Pontiac había hablado desde la nación de los
Ottawas, hacia los Grandes Lagos donde se fijaría la frontera de Canadá. Allí
donde mucho después la memoria aseguraría que el primero de los hombres debió
vencer a gigantes y magos, al espíritu de la noche y a una corte de demonios,
duendes, brujas y caníbales. Lo aseguraría sin saberlo a lo cierto, pues pasada
la mesiánica rebelión no quedaría siquiera lo suficiente para crear una reserva
y las viejas leyendas serían una confusión de estampas desdibujadas por los
años y de exóticas interpretaciones blancas. De qué manera saber así, por
ejemplo, cómo era en verdad Gran Conejo, su magia y los prodigios de los
espesos bosques que recorría a saltos de kilómetro.
En
todo caso el país de Pontiac, a pesar de su vida aldeana y sus campos de maíz,
comunes al conjunto de los pueblos al Este del Mississippi, estaba a una gran
distancia física y mental de las naciones cerca de las cuales crecería Taylor.

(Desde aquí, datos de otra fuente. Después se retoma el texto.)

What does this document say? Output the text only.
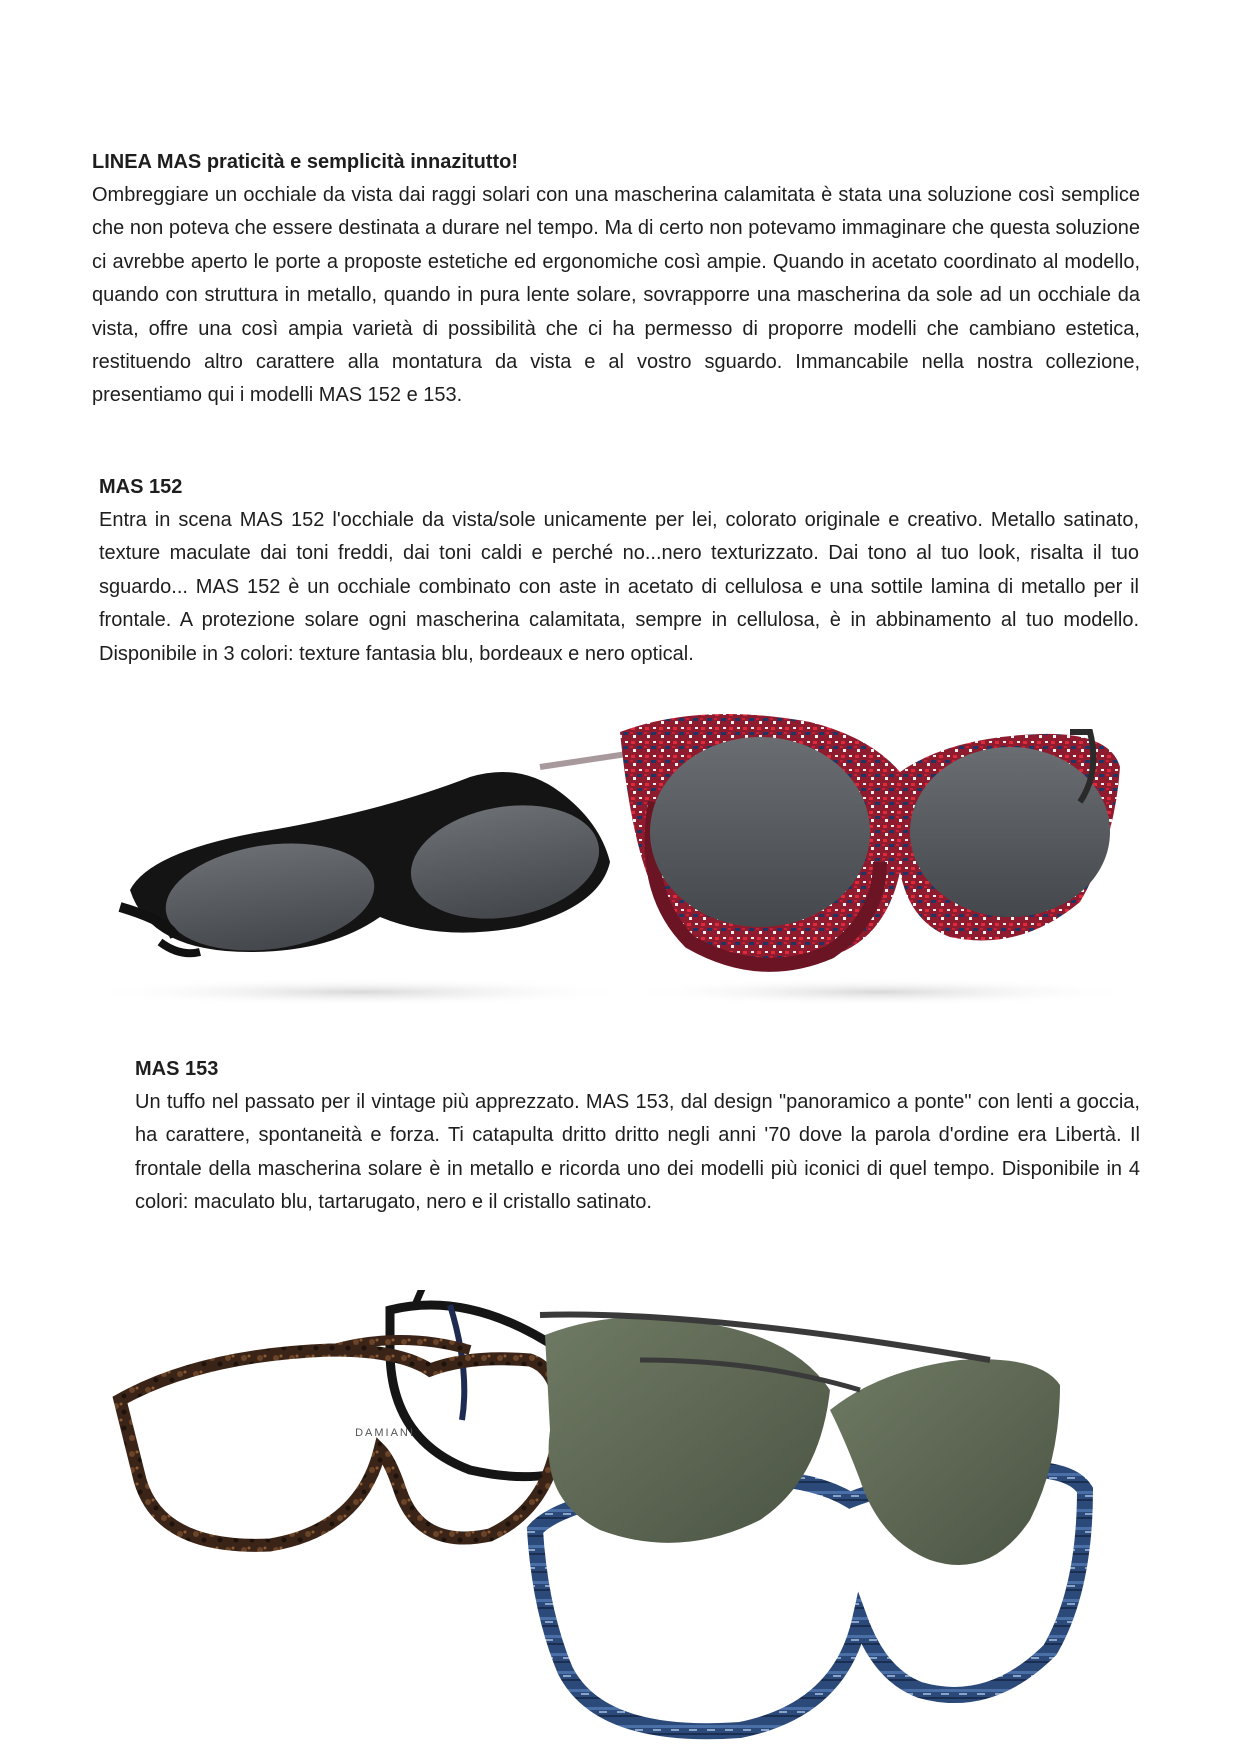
LINEA MAS praticità e semplicità innazitutto!

Ombreggiare un occhiale da vista dai raggi solari con una mascherina calamitata è stata una soluzione così semplice che non poteva che essere destinata a durare nel tempo. Ma di certo non potevamo immaginare che questa soluzione ci avrebbe aperto le porte a proposte estetiche ed ergonomiche così ampie. Quando in acetato coordinato al modello, quando con struttura in metallo, quando in pura lente solare, sovrapporre una mascherina da sole ad un occhiale da vista, offre una così ampia varietà di possibilità che ci ha permesso di proporre modelli che cambiano estetica, restituendo altro carattere alla montatura da vista e al vostro sguardo. Immancabile nella nostra collezione, presentiamo qui i modelli MAS 152 e 153.

MAS 152

Entra in scena MAS 152 l'occhiale da vista/sole unicamente per lei, colorato originale e creativo. Metallo satinato, texture maculate dai toni freddi, dai toni caldi e perché no...nero texturizzato. Dai tono al tuo look, risalta il tuo sguardo... MAS 152 è un occhiale combinato con aste in acetato di cellulosa e una sottile lamina di metallo per il frontale. A protezione solare ogni mascherina calamitata, sempre in cellulosa, è in abbinamento al tuo modello. Disponibile in 3 colori: texture fantasia blu, bordeaux e nero optical.

MAS 153

Un tuffo nel passato per il vintage più apprezzato. MAS 153, dal design "panoramico a ponte" con lenti a goccia, ha carattere, spontaneità e forza. Ti catapulta dritto dritto negli anni '70 dove la parola d'ordine era Libertà. Il frontale della mascherina solare è in metallo e ricorda uno dei modelli più iconici di quel tempo. Disponibile in 4 colori: maculato blu, tartarugato, nero e il cristallo satinato.

DAMIANI
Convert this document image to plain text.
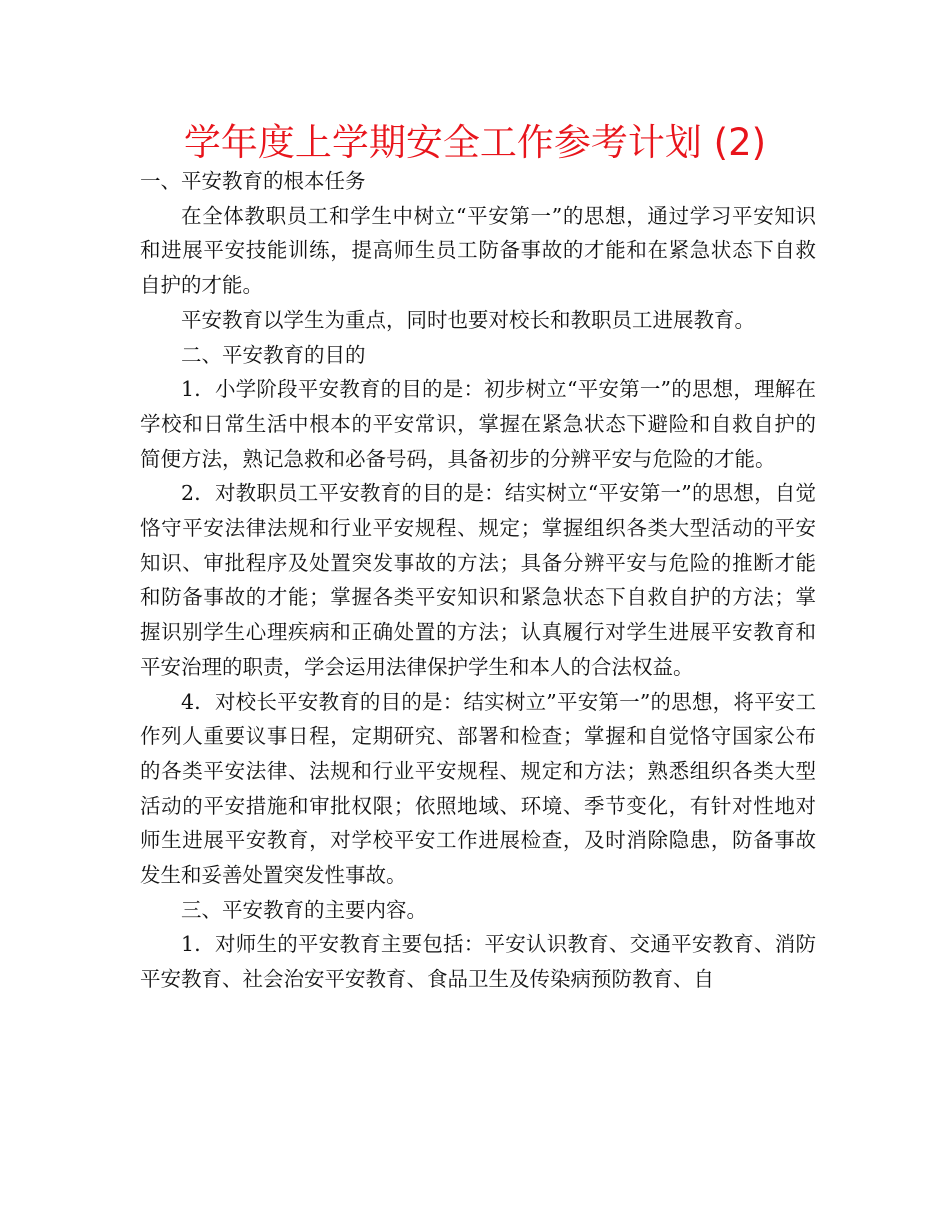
学年度上学期安全工作参考计划 (2)

一、平安教育的根本任务

在全体教职员工和学生中树立“平安第一”的思想，通过学习平安知识和进展平安技能训练，提高师生员工防备事故的才能和在紧急状态下自救自护的才能。

平安教育以学生为重点，同时也要对校长和教职员工进展教育。

二、平安教育的目的

1．小学阶段平安教育的目的是：初步树立“平安第一”的思想，理解在学校和日常生活中根本的平安常识，掌握在紧急状态下避险和自救自护的简便方法，熟记急救和必备号码，具备初步的分辨平安与危险的才能。

2．对教职员工平安教育的目的是：结实树立“平安第一”的思想，自觉恪守平安法律法规和行业平安规程、规定；掌握组织各类大型活动的平安知识、审批程序及处置突发事故的方法；具备分辨平安与危险的推断才能和防备事故的才能；掌握各类平安知识和紧急状态下自救自护的方法；掌握识别学生心理疾病和正确处置的方法；认真履行对学生进展平安教育和平安治理的职责，学会运用法律保护学生和本人的合法权益。

4．对校长平安教育的目的是：结实树立”平安第一”的思想，将平安工作列人重要议事日程，定期研究、部署和检查；掌握和自觉恪守国家公布的各类平安法律、法规和行业平安规程、规定和方法；熟悉组织各类大型活动的平安措施和审批权限；依照地域、环境、季节变化，有针对性地对师生进展平安教育，对学校平安工作进展检查，及时消除隐患，防备事故发生和妥善处置突发性事故。

三、平安教育的主要内容。

1．对师生的平安教育主要包括：平安认识教育、交通平安教育、消防平安教育、社会治安平安教育、食品卫生及传染病预防教育、自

En particular, de los últimos hijos naturales de los Apalaches, los cheroquies,
que habían sido amos de los enormes territorios que caen a un lado y a otro de
esas montañas. Una nación que descendía de la gran cultura que cuatro siglos
antes de la llegada de los europeos había florecido en los campos del sudeste:
la de centros de incipiente vida urbana, con sus plazas, sus templos
ceremoniales y sus residencias para las elites, en torno de los cuales se
desgranaban las aldeas y las huertas irrigadas.
A
diferencia de la mayoría de los pueblos de Este medio norteamericano, ellos
apenas hacia mediados del siglo XVIII habían enfrentado el gran choque con los
extraños. Eran extraños absolutos, no comparables ni con los nómadas del país
fantasma, la Tierra de Sombras del Oeste, justo tras el sagrado Mississippi,
que según una leyenda descendían de la tribu que se negó a seguir los consejos
del dios fundador vuelto hombre y no conocían el cultivo de las plantas, los
secretos de los cestos o el favor de las plegarias.
Los
otros, cósmicos forasteros venían de más lejos todavía que el Galun´lati, el
confín al cual fue expulsado Uktena, el monstruo del agua, haciendo vacilar las
historias de los ancianos. Pero los cheroquies trataron con los blancos y
buscaron sacar partido de la situación, vendiéndoles los derechos de una buena
parte de sus campos. ¿Por qué no si a pesar de la constancia secular de su vida
aldeana, de sus cultos y divisiones del trabajo, igual o mejor que cualquier
otro pueblo indio se acostumbraron a los continuos e imprevisibles reacomodos
de un mundo donde la vida sedentaria se ensanchaba o estrechaba de súbito y las
migraciones eran un fenómeno estructural?
Cerca
de los años mil ochocientos no sólo cedían las tierras de Tennesse y Kentucky,
cuya administración se encargaba a Taylor padre, y sellaban pactos con los
recién llegados. Atendían a sus pastores de almas, tomaban su alfabeto para
darse una lengua escrita, hacían alianzas matrimoniales con ellos y abrían
espacios para la plena propiedad privada que, en unos cuantos radicales casos,
permitían crear estancias trabajadas por esclavos negros.
¿Había
pecado en ello? ¿Olvidarían de ese modo que todo comenzó cuando la tierra se
desprendió de las cuerdas de cuero pendientes de los costados del cielo y las
enormes alas de un animal salido de las aguas donde la vida se había refugiado,
crearon como sin querer, del lodo, las montañas maravillosas reservadas para
ellos? ¿Renunciarían al sol concebido como mujer, al consejo de los sueños, al
parentesco con Abuelo Águila y Abuela Araña, al conocimiento de Hombre Pequeño,
capaz de transformar a los hombres en serpientes, de mover estrellas, de
atemperar la luz o los vientos?
El hecho es que menos de cien años después no
pueblan ya las ricas tierras aquéllas y no viven en pacíficos asentamientos
agrícolas, sino en la América Árida a un lado y otro del Bravo, la región más
lóbrega del País de Sombras del Oeste, y se especializan en feroces incursiones
contra los blancos.
Eso, su presencia en estos lados y su
belicosidad, quizás sorprendería al Rudo y Listo Viejo. Eso y nada más, ya que
la primera parte del exilio cheroquie el general la conoce de primera mano.